The church is only the church when it exists for others. To make a start, it should give away all its property to those in need. The clergy must live solely on the free-will offerings of their congregations, or possibly engage in some secular calling. The church must share in the secular problems of ordinary human life, not dominating, but helping and serving. It must tell men of every calling what it means to live in Christ, to exist for others.

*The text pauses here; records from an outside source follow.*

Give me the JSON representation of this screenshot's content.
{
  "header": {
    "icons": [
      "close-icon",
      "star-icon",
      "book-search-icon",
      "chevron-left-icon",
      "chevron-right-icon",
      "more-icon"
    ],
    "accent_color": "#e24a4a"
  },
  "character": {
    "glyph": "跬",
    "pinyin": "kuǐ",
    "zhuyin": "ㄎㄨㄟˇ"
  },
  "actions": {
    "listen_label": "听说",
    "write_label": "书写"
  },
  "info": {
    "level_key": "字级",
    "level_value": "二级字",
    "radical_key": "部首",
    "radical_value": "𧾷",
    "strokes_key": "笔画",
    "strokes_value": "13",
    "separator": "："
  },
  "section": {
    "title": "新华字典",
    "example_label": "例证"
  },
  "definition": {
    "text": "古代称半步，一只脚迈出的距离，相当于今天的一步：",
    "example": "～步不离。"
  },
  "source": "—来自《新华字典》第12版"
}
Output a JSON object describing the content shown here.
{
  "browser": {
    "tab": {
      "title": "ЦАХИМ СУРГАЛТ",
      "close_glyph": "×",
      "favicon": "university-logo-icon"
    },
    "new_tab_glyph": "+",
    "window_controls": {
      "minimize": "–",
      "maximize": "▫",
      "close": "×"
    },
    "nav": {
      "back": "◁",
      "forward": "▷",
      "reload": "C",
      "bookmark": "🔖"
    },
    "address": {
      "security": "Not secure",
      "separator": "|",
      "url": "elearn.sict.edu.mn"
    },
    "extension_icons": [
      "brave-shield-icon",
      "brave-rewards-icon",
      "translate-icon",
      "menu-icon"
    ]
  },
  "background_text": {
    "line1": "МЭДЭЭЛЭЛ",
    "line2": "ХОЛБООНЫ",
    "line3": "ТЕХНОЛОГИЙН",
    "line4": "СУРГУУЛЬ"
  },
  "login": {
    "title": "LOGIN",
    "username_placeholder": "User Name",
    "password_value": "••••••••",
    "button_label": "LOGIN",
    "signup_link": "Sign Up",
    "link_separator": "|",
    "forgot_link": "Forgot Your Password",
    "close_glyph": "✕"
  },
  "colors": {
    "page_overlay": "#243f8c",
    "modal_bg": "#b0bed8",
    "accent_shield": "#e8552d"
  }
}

Our world is aching for a better way at every strata of society. And today is all we have with which to do something about it. So make a beginning today if you haven’t already. Find some like-minded folks in your area with whom you can pioneer a better way. Put your hand to the plough and don’t look back though the path be marred with blood and sweat and tears of frustration. For the kingdom of God will come in no other way than this, the only means by which it ever has-the way of the cross.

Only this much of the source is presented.